Garrett, my Co-Editor-in-Chief, it has been a pleasure to lead alongside you and watch you flourish in this role. I am impressed every day by your admirable writing and storytelling and I am glad I have been able to learn from you along the way. You have pushed me to strive to be better, and that is the best thing you could have done for me.
Marty Dobrow! My beloved advisor. I will never forget you telling me that you saw something in me, back in 2019 at June orientation, before you had ever even read any of my writing. That instant confidence you had in me meant so much and it gave me the boost I needed to get involved and start my writing experience here.

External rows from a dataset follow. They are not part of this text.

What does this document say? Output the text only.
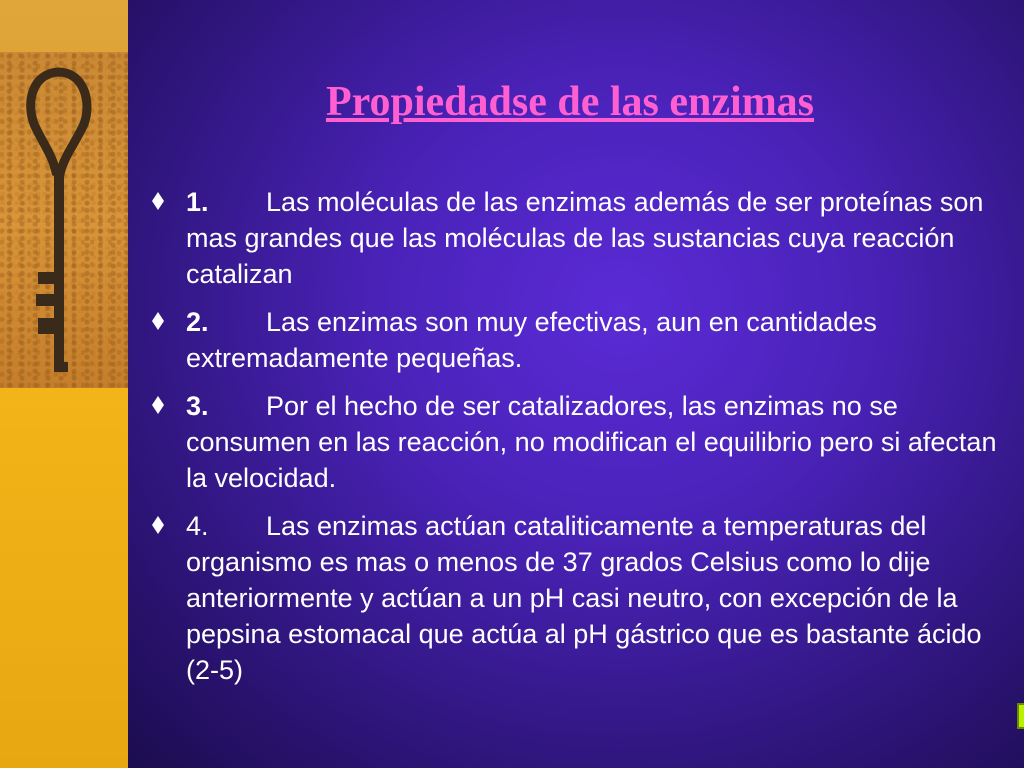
Propiedadse de las enzimas
1. Las moléculas de las enzimas además de ser proteínas son mas grandes que las moléculas de las sustancias cuya reacción catalizan
2. Las enzimas son muy efectivas, aun en cantidades extremadamente pequeñas.
3. Por el hecho de ser catalizadores, las enzimas no se consumen en las reacción, no modifican el equilibrio pero si afectan la velocidad.
4. Las enzimas actúan cataliticamente a temperaturas del organismo es mas o menos de 37 grados Celsius como lo dije anteriormente y actúan a un pH casi neutro, con excepción de la pepsina estomacal que actúa al pH gástrico que es bastante ácido (2-5)
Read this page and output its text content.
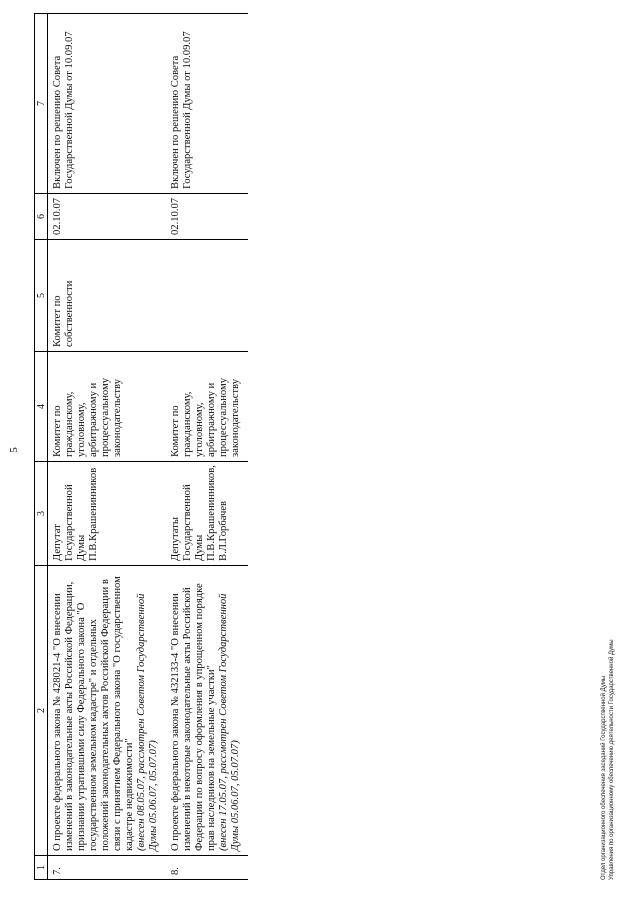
5
1	2	3	4	5	6	7
7.	О проекте федерального закона № 428021-4 "О внесении изменений в законодательные акты Российской Федерации, признании утратившими силу Федерального закона "О государственном земельном кадастре" и отдельных положений законодательных актов Российской Федерации в связи с принятием Федерального закона "О государственном кадастре недвижимости"
(внесен 08.05.07, рассмотрен Советом Государственной Думы 05.06.07, 05.07.07)	Депутат Государственной Думы П.В.Крашенинников	Комитет по гражданскому, уголовному, арбитражному и процессуальному законодательству	Комитет по собственности	02.10.07	Включен по решению Совета Государственной Думы от 10.09.07
8.	О проекте федерального закона № 432133-4 "О внесении изменений в некоторые законодательные акты Российской Федерации по вопросу оформления в упрощенном порядке прав наследников на земельные участки"
(внесен 17.05.07, рассмотрен Советом Государственной Думы 05.06.07, 05.07.07)	Депутаты Государственной Думы П.В.Крашенинников, В.Л.Горбачев	Комитет по гражданскому, уголовному, арбитражному и процессуальному законодательству		02.10.07	Включен по решению Совета Государственной Думы от 10.09.07
Отдел организационного обеспечения заседаний Государственной Думы Управления по организационному обеспечению деятельности Государственной Думы
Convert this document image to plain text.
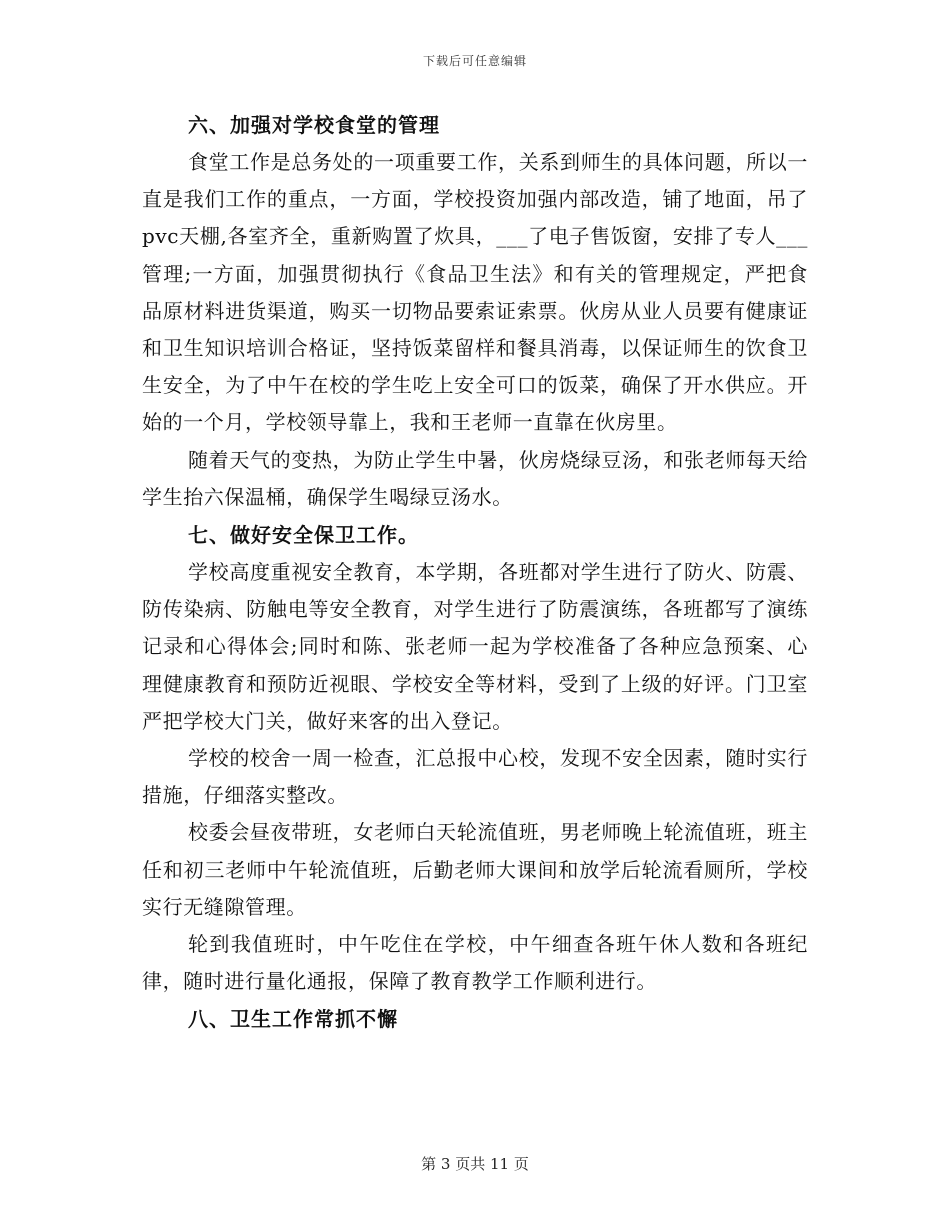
下载后可任意编辑
六、加强对学校食堂的管理

食堂工作是总务处的一项重要工作，关系到师生的具体问题，所以一直是我们工作的重点，一方面，学校投资加强内部改造，铺了地面，吊了pvc天棚,各室齐全，重新购置了炊具，___了电子售饭窗，安排了专人___管理;一方面，加强贯彻执行《食品卫生法》和有关的管理规定，严把食品原材料进货渠道，购买一切物品要索证索票。伙房从业人员要有健康证和卫生知识培训合格证，坚持饭菜留样和餐具消毒，以保证师生的饮食卫生安全，为了中午在校的学生吃上安全可口的饭菜，确保了开水供应。开始的一个月，学校领导靠上，我和王老师一直靠在伙房里。

随着天气的变热，为防止学生中暑，伙房烧绿豆汤，和张老师每天给学生抬六保温桶，确保学生喝绿豆汤水。

七、做好安全保卫工作。

学校高度重视安全教育，本学期，各班都对学生进行了防火、防震、防传染病、防触电等安全教育，对学生进行了防震演练，各班都写了演练记录和心得体会;同时和陈、张老师一起为学校准备了各种应急预案、心理健康教育和预防近视眼、学校安全等材料，受到了上级的好评。门卫室严把学校大门关，做好来客的出入登记。

学校的校舍一周一检查，汇总报中心校，发现不安全因素，随时实行措施，仔细落实整改。

校委会昼夜带班，女老师白天轮流值班，男老师晚上轮流值班，班主任和初三老师中午轮流值班，后勤老师大课间和放学后轮流看厕所，学校实行无缝隙管理。

轮到我值班时，中午吃住在学校，中午细查各班午休人数和各班纪律，随时进行量化通报，保障了教育教学工作顺利进行。

八、卫生工作常抓不懈
第 3 页共 11 页
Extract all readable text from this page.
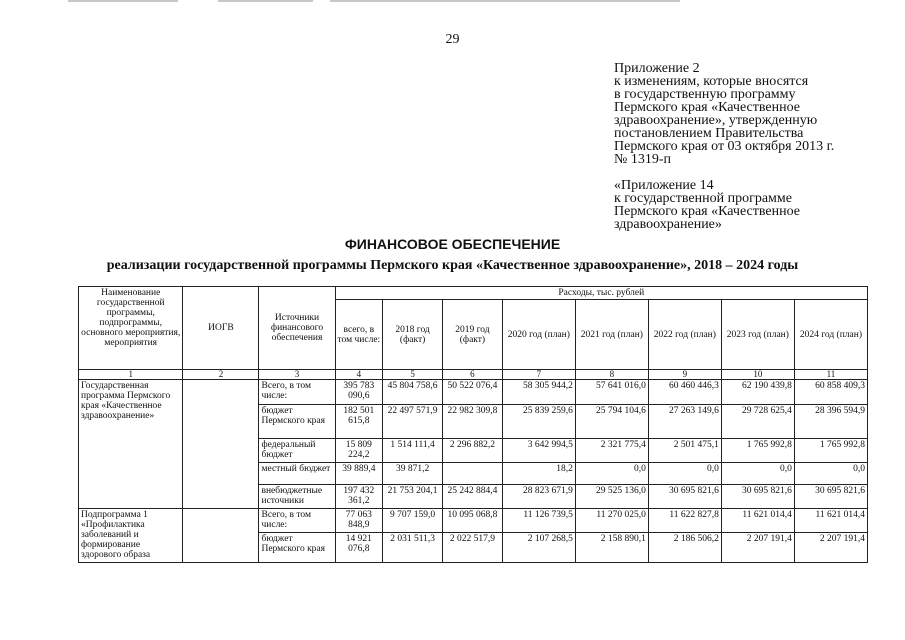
29
Приложение 2
к изменениям, которые вносятся
в государственную программу
Пермского края «Качественное
здравоохранение», утвержденную
постановлением Правительства
Пермского края от 03 октября 2013 г.
№ 1319-п
«Приложение 14
к государственной программе
Пермского края «Качественное
здравоохранение»
ФИНАНСОВОЕ ОБЕСПЕЧЕНИЕ
реализации государственной программы Пермского края «Качественное здравоохранение», 2018 – 2024 годы
Наименование государственной программы, подпрограммы, основного мероприятия, мероприятия	ИОГВ	Источники финансового обеспечения	Расходы, тыс. рублей							
			всего, в том числе:	2018 год (факт)	2019 год (факт)	2020 год (план)	2021 год (план)	2022 год (план)	2023 год (план)	2024 год (план)
1	2	3	4	5	6	7	8	9	10	11
Государственная программа Пермского края «Качественное здравоохранение»		Всего, в том числе:	395 783 090,6	45 804 758,6	50 522 076,4	58 305 944,2	57 641 016,0	60 460 446,3	62 190 439,8	60 858 409,3
		бюджет Пермского края	182 501 615,8	22 497 571,9	22 982 309,8	25 839 259,6	25 794 104,6	27 263 149,6	29 728 625,4	28 396 594,9
		федеральный бюджет	15 809 224,2	1 514 111,4	2 296 882,2	3 642 994,5	2 321 775,4	2 501 475,1	1 765 992,8	1 765 992,8
		местный бюджет	39 889,4	39 871,2		18,2	0,0	0,0	0,0	0,0
		внебюджетные источники	197 432 361,2	21 753 204,1	25 242 884,4	28 823 671,9	29 525 136,0	30 695 821,6	30 695 821,6	30 695 821,6
Подпрограмма 1 «Профилактика заболеваний и формирование здорового образа		Всего, в том числе:	77 063 848,9	9 707 159,0	10 095 068,8	11 126 739,5	11 270 025,0	11 622 827,8	11 621 014,4	11 621 014,4
		бюджет Пермского края	14 921 076,8	2 031 511,3	2 022 517,9	2 107 268,5	2 158 890,1	2 186 506,2	2 207 191,4	2 207 191,4
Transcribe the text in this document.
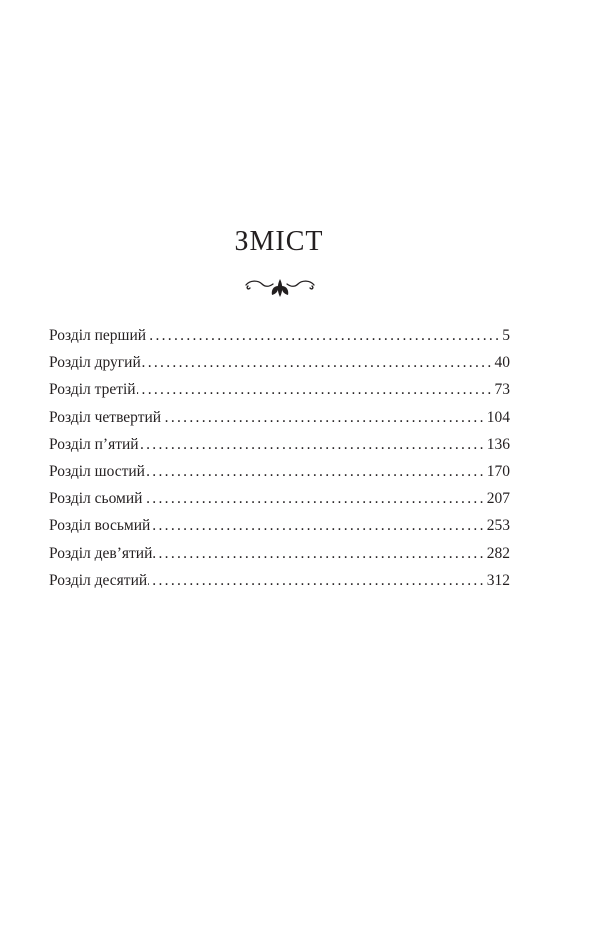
ЗМІСТ
Розділ перший .....	5
Розділ другий .....	40
Розділ третій .....	73
Розділ четвертий .....	104
Розділ п’ятий .....	136
Розділ шостий .....	170
Розділ сьомий .....	207
Розділ восьмий .....	253
Розділ дев’ятий .....	282
Розділ десятий .....	312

And most importantly, thank you Aimee Crawford. You have been like my school mom, and all the journalism stuff aside, I am so thankful to have had you at Springfield the past two years. I am grateful to have not only learned so much from you, but to simply know you. I cannot thank you enough.
A quick special thanks to my friends. I wouldn’t be here without the amazing people I have met at Springfield College, as well as my best friends from home who continue to support me from afar. My family is my greatest support system, so one final thank you to my parents and brother. Without you I would be nothing.
Change sucks, especially leaving behind something as wonderful as this, but unfortunately I have to encounter it. My high school senior quote comes to mind, and works perfectly once again in this season of change: “Whether or not you face the future, it happens.” -Duckie, Pretty in Pink, 1986.